2012年8月17日 (金) 掲載

◎上ノ国出身アイドル 太田さん凱旋ステージ

 【上ノ国】上ノ国小グラウンドで14日に行われた「かみのくに エゾ地の火まつり」で、町出身のアイドル、太田桜子さん(17)が凱旋ステージを披露した。グッズ販売や記念撮影、握手なども大人気。太田さんは「古里でのステージを盛り上げてくれた皆さんにお礼を伝えたい。大好きな上ノ国を思って、道南出身も意識して全国で活躍したい」と意気込んでいる。

 太田さんは、札幌を拠点に活動するアイドル「WHY@DOLL(ホワイドール)」の一員で、「さっちゃん」の愛称で人気急上昇中だ。昨年6月まで江差高校に在籍し、2年時にデビューとなり、現在は札幌の高校3年生。

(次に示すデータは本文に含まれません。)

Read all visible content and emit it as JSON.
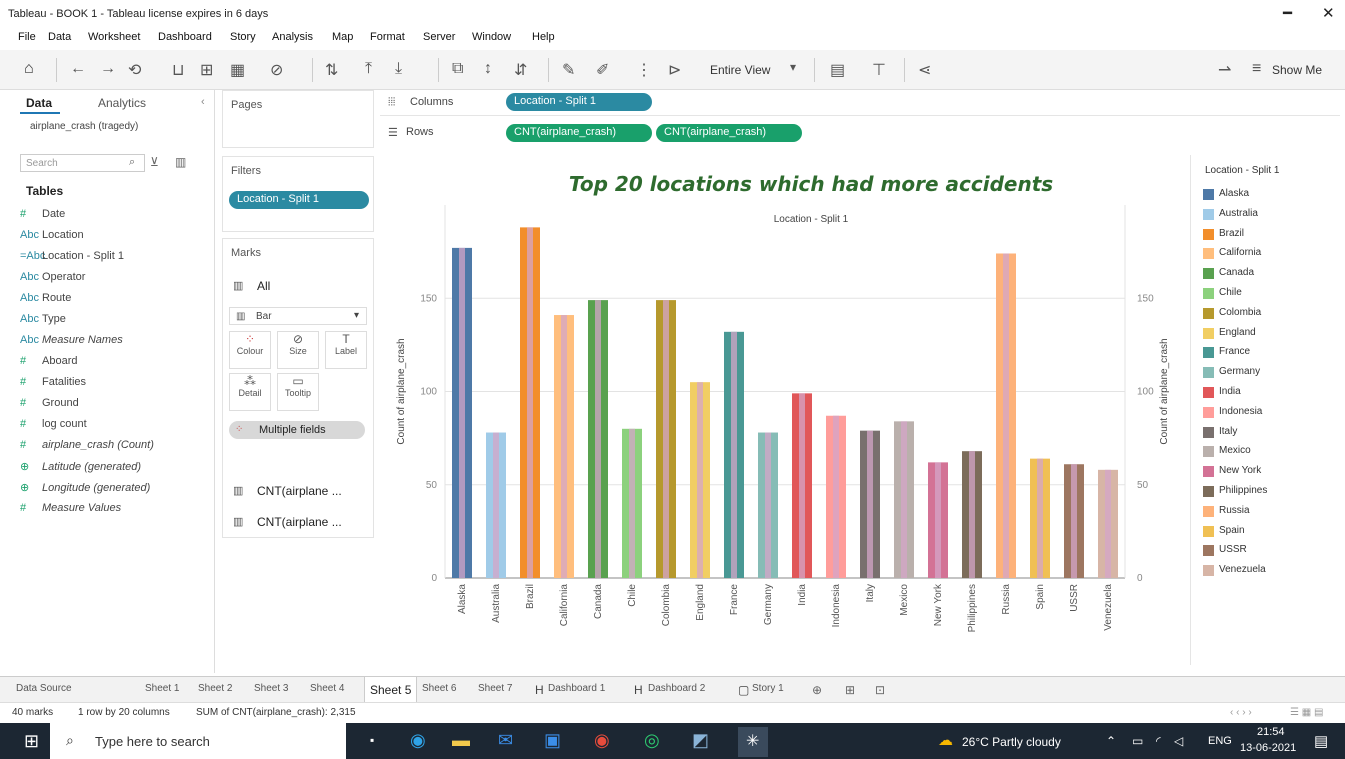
{
  "window": {
    "title": "Tableau - BOOK 1 - Tableau license expires in 6 days"
  },
  "menu": [
    "File",
    "Data",
    "Worksheet",
    "Dashboard",
    "Story",
    "Analysis",
    "Map",
    "Format",
    "Server",
    "Window",
    "Help"
  ],
  "toolbar": {
    "view_label": "Entire View",
    "show_me_label": "Show Me"
  },
  "left_pane": {
    "tabs": [
      "Data",
      "Analytics"
    ],
    "datasource": "airplane_crash (tragedy)",
    "search_placeholder": "Search",
    "tables_label": "Tables",
    "fields": [
      {
        "icon": "#",
        "name": "Date"
      },
      {
        "icon": "Abc",
        "name": "Location"
      },
      {
        "icon": "=Abc",
        "name": "Location - Split 1"
      },
      {
        "icon": "Abc",
        "name": "Operator"
      },
      {
        "icon": "Abc",
        "name": "Route"
      },
      {
        "icon": "Abc",
        "name": "Type"
      },
      {
        "icon": "Abc",
        "name": "Measure Names"
      },
      {
        "icon": "#",
        "name": "Aboard"
      },
      {
        "icon": "#",
        "name": "Fatalities"
      },
      {
        "icon": "#",
        "name": "Ground"
      },
      {
        "icon": "#",
        "name": "log count"
      },
      {
        "icon": "#",
        "name": "airplane_crash (Count)"
      },
      {
        "icon": "⊕",
        "name": "Latitude (generated)"
      },
      {
        "icon": "⊕",
        "name": "Longitude (generated)"
      },
      {
        "icon": "#",
        "name": "Measure Values"
      }
    ]
  },
  "cards": {
    "pages_label": "Pages",
    "filters_label": "Filters",
    "filter_pill": "Location - Split 1",
    "marks_label": "Marks",
    "marks_all": "All",
    "mark_type": "Bar",
    "mark_buttons": [
      "Colour",
      "Size",
      "Label",
      "Detail",
      "Tooltip"
    ],
    "multiple_fields": "Multiple fields",
    "measure_cards": [
      "CNT(airplane ...",
      "CNT(airplane ..."
    ]
  },
  "shelves": {
    "columns_label": "Columns",
    "rows_label": "Rows",
    "columns_pill": "Location - Split 1",
    "rows_pills": [
      "CNT(airplane_crash)",
      "CNT(airplane_crash)"
    ]
  },
  "chart_data": {
    "type": "bar",
    "title": "Top 20 locations which had more accidents",
    "header": "Location - Split 1",
    "ylabel": "Count of airplane_crash",
    "y2label": "Count of airplane_crash",
    "ylim": [
      0,
      200
    ],
    "yticks": [
      0,
      50,
      100,
      150
    ],
    "categories": [
      "Alaska",
      "Australia",
      "Brazil",
      "California",
      "Canada",
      "Chile",
      "Colombia",
      "England",
      "France",
      "Germany",
      "India",
      "Indonesia",
      "Italy",
      "Mexico",
      "New York",
      "Philippines",
      "Russia",
      "Spain",
      "USSR",
      "Venezuela"
    ],
    "values": [
      177,
      78,
      188,
      141,
      149,
      80,
      149,
      105,
      132,
      78,
      99,
      87,
      79,
      84,
      62,
      68,
      174,
      64,
      61,
      58
    ],
    "colors": [
      "#4e79a7",
      "#a0cbe8",
      "#f28e2b",
      "#ffbe7d",
      "#59a14f",
      "#8cd17d",
      "#b6992d",
      "#f1ce63",
      "#499894",
      "#86bcb6",
      "#e15759",
      "#ff9d9a",
      "#79706e",
      "#bab0ac",
      "#d37295",
      "#7c6c5a",
      "#fdb27a",
      "#f0c054",
      "#9d7660",
      "#d7b5a6"
    ],
    "overlay_color": "#d4a6c8",
    "grid": true
  },
  "legend": {
    "title": "Location - Split 1",
    "items": [
      "Alaska",
      "Australia",
      "Brazil",
      "California",
      "Canada",
      "Chile",
      "Colombia",
      "England",
      "France",
      "Germany",
      "India",
      "Indonesia",
      "Italy",
      "Mexico",
      "New York",
      "Philippines",
      "Russia",
      "Spain",
      "USSR",
      "Venezuela"
    ]
  },
  "sheet_tabs": [
    "Data Source",
    "Sheet 1",
    "Sheet 2",
    "Sheet 3",
    "Sheet 4",
    "Sheet 5",
    "Sheet 6",
    "Sheet 7",
    "Dashboard 1",
    "Dashboard 2",
    "Story 1"
  ],
  "active_sheet": "Sheet 5",
  "status": {
    "marks": "40 marks",
    "rows_cols": "1 row by 20 columns",
    "sum": "SUM of CNT(airplane_crash): 2,315"
  },
  "taskbar": {
    "search_placeholder": "Type here to search",
    "weather": "26°C  Partly cloudy",
    "lang": "ENG",
    "time": "21:54",
    "date": "13-06-2021"
  }
}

 中学時代からモデルなどに憧れ、オーディションに応募し「ようやくつかんだチャンスを必ず生かしたくて」と新天地で充実した生活を送っているという。

 ライブ活動を精力的にこなし、今年3月にはCDデビュー。上ノ国でのステージは今回が初めてで、多くの同級生のほか、札幌からも大型バス1台でファンが駆けつけた。

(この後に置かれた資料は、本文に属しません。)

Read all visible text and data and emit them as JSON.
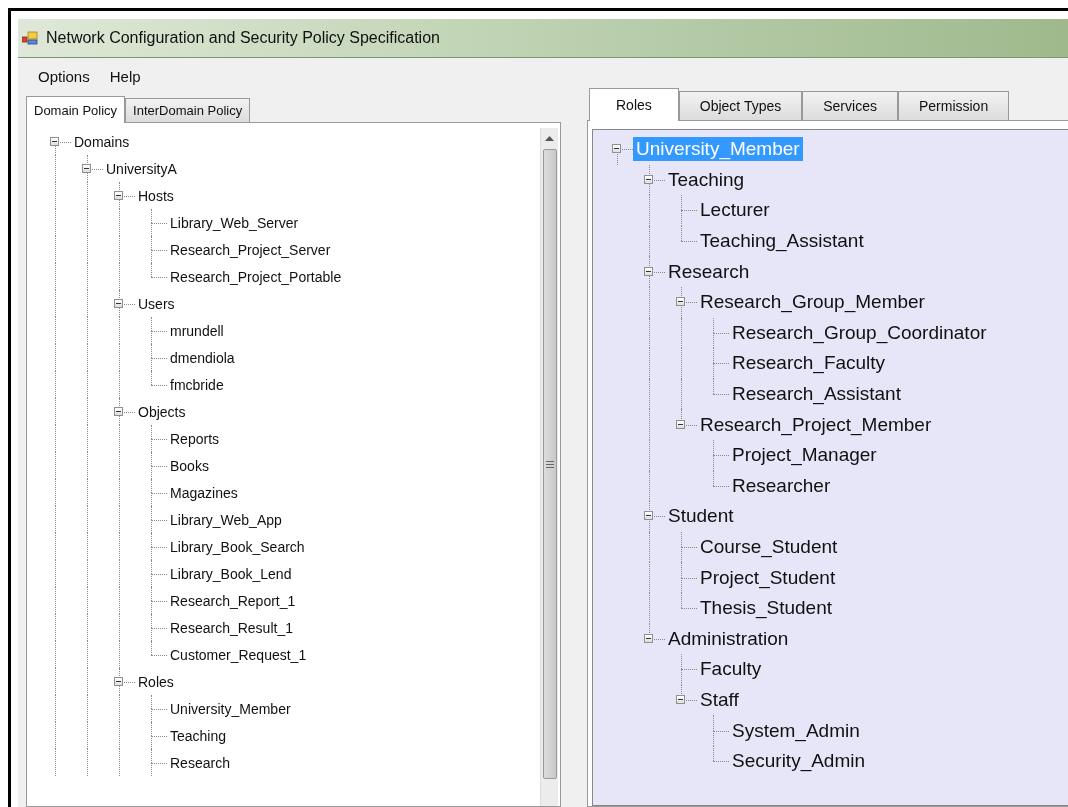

 ステージ後もグッズ販売に人だかりができ、江差高校の同級生冨江菫子さん(18)と岡野亜季さん(17)は「さっちゃんがアイドルの雰囲気ですごいと思った。もっと人気がでるように応援したい」。工藤昇町長も「多くのファンができるように頑張ってもらいたい。上ノ国町としても応援したい」と激励する。

 両親の太田昭仁さん(52)とあけみさん(46)は「たくさんの応援に感謝し、まずは学業を優先して今後の人生をしっかり歩んでほしい。勉強ができてこそ視野が広がるはず」と期待している。

 9月には東京で3日間のライブを予定している。(田中陽介)



◎佐々木翔選手、五輪活躍報告 「応援で支えられた」

 【北斗】ロンドン五輪のバドミントン男子シングルスで、日本人初の5位入賞を果たした、北斗市出身の佐々木翔選手(30)が16日、北斗市役所を訪れ、高谷寿峰市長に大会結果を報告した。

 高谷市長は「8強進出おめでとう」とねぎらいの花束を贈り、「北斗の星として、リオ五輪(2016年)にもチャレンジしてほしい」と激励。佐々木選手は「次を考えるより、今は(ロンドンが)終わったことで頭がいっぱい」と答えた。

 高谷市長は佐々木選手の準々決勝をパブリック・ビューイングで応援。対戦した中国の林丹(リン・ダン)選手に迫った時「メダル獲得のパレードを考えた」と明かし、9月下旬に五輪出場したことによる市民栄誉賞を授与することを伝えた。

 佐々木選手は「五輪で試合中は自分にいろんな力が乗り移り、大勢に支えられていることが分かった。北斗からの応援もその一つ」と振り返った。19日まで地元で休養した後、9月7日から旭川で行われる全日本社会人選手権大会に向け、練習を開始する。(山崎純一)



◎トマト味のソフトアイス あすから発売「あぐりへい屋」

 【北斗】JA新はこだて(畠山良一組合長)直営のファーマーズマーケット「あぐりへい屋」(北斗市東前62、工藤寛生店長)は18日、市特産のトマトを使った新スイーツ「ゆいっこソフトアイス トマトミックス味」を発売する。北海道新幹線開業に向け、町おこしの起爆剤にしたい考えだ。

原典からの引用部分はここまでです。